Biyolojik Farklılık, Bern, Barselona, CİTES, Ramsar Sözleşmeleri ile koruma altına alınan, Doğal ve kültürel kaynak değerleri açısından kayda değer zenginlikleri barındıran Büyük Menderes Deltası Milli Parkı önüne balık çiftlikleri kurulmak isteniyor.
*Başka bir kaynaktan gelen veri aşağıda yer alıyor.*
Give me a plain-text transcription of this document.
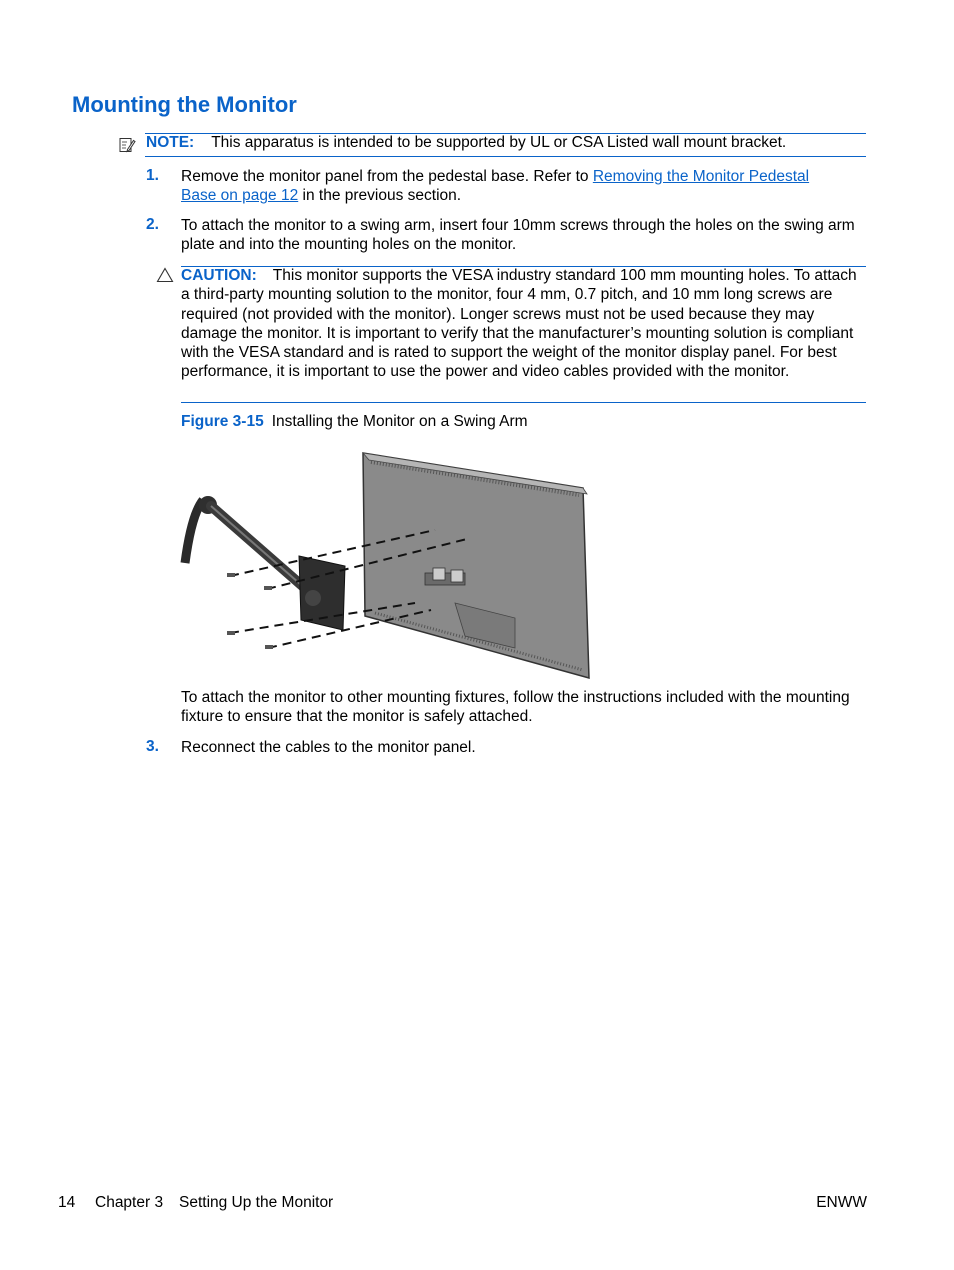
Mounting the Monitor
NOTE: This apparatus is intended to be supported by UL or CSA Listed wall mount bracket.
1. Remove the monitor panel from the pedestal base. Refer to Removing the Monitor Pedestal
Base on page 12 in the previous section.
2. To attach the monitor to a swing arm, insert four 10mm screws through the holes on the swing arm plate and into the mounting holes on the monitor.
CAUTION: This monitor supports the VESA industry standard 100 mm mounting holes. To attach a third-party mounting solution to the monitor, four 4 mm, 0.7 pitch, and 10 mm long screws are required (not provided with the monitor). Longer screws must not be used because they may damage the monitor. It is important to verify that the manufacturer’s mounting solution is compliant with the VESA standard and is rated to support the weight of the monitor display panel. For best performance, it is important to use the power and video cables provided with the monitor.
Figure 3-15 Installing the Monitor on a Swing Arm
To attach the monitor to other mounting fixtures, follow the instructions included with the mounting fixture to ensure that the monitor is safely attached.
3. Reconnect the cables to the monitor panel.
14 Chapter 3 Setting Up the Monitor	ENWW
Ülkenin batısında oysa en kayda değer hassas sulak alanları içinde yer alan Büyük Menderes Deltası ’nın önüne balık çiftlikleri kurulmaya çalışılmasına EKODOSD ve yöre sakinleri karşı çıktı.
“DENİZEL EKOSİSTEM ZARAR GÖRECEK”
Dilek Yarımadası Büyük Menderes Deltası Milli Parkı ’nın, Delta bölümünde türü dünya ölçeğinde değil olma tehlikesi aşağıda olan bir çok canlı ve bitki olduğuna uyarı çeken Sürücü, “Düşünülen balık üretim çiftlikleri kritik canlı türlerinin bulunduğu Menderes Deltasın etki alanında ve uluslararası sözleşmelerle koruma aşağıda bulunan alıngan ve nadir canlıları korkutma edecektir.
Son derece kayda değer ve hassas olan alanın kirlilik nedeniyle doğal yapısı bozulacak, sualtı ekosistemi hasar görecek, özellikle balık geçişlerini engelleyeceği için, Doğanbey ve Tuzburgazı köylülerinin geleneksel olarak yapmış oldukları lagün balıkçılığına büyük hasar verecektir” diyerek bölgede aynı zamanda Akdeniz ’in ciğerleri olarak aşina deniz erişteleri ile denizel ekosistemin balık çiftliklerinde kullanılan yem ve atıklarla yok olacağını savundu.
“İKİ FARKLI COĞRAFİK OLUŞUMU BARINDIRAN TEK ÖRNEK”
Kuşadası, Didim, Bodrum turizminin gelişimini de olumsuz etkileyeceğini belirten Şoför, “Balık üretim faaliyetleri, geleneksel balıkçılığı, turizmi, tarihi bölgeyi, denizel ekosistemi ve özellikle etki alanında yer alan Büyük Menderes Deltası gibi çok manâlı doğa alanlarını negatif etkileyeceğinden, talep edilen bölgede yok, dürüst alanlarda ve kayıtlı kurallarla yapılmalıdır.
Dilek Yarımadası ve Büyük Menderes Deltası, iki öbür coğrafik oluşumu içinde barındıran ülkemizdeki tek örnektir. Doğal ve kültürel kaynak değerleri açısından manâlı zenginlikleri olan bir doğa cennetinin önünde balık çiftliklerinin kurulmamasını talep ediyoruz” ifadelerini kullanarak 17 Mart günü bölgede yapılacak bilir birey keşfinde, ornitolog, kazıbilimci ve bitkibilimci gibi uzmanların bulunması, heyette bulunan bilim insanlarından bölgenin hassas konumuna uyarı etmeleri çağrısında bulundu.
2007 ’DE BAKANLIK DA KARŞI ÇIKMIŞTI
Balık çiftliği taleplerinin15 yıldır tekrarlandığını söyleyen EKODOSD Başkanı Bahattin Şoför, “Çevre ve Orman Bakanlığı Doğa Koruma ve Milli Parklar Genel Müdürlüğü ’nün hazırladığı 2007 yılı raporuna tarafından; Dilek Yarımadası ve Büyük Menderes Delta ekosisteminin bir bütünüyle korunmasına vurgu yapılmıştı.
Raporda, küresel ısınma, kuraklık, hatalı hidrobiyolojik planlamalar, kirlilik gibi nedenlerle su kaynaklarımızın, sulak alanlarımızın yavaşça elden çıktığı, içinde bulunduğumuz coğrafya da su kaynakları yönetimine ilişkin tartışmaların uluslararası boyut kazanarak arttığı bir dönemde, yukarıda zikredilen uluslar arası sözleşmeler ve milli mevzuatımız gereği, yalnızca Kültürlü ilimize yok, bütün Türkiye ’ye ait olan ulusal bir değerin elden çıkmasına neden olabilecek balık çiftliklerinin, söz konusu alana taşınması ve/veya kurulması muhtemel görülmemektedir” denildiğini hatırlattı.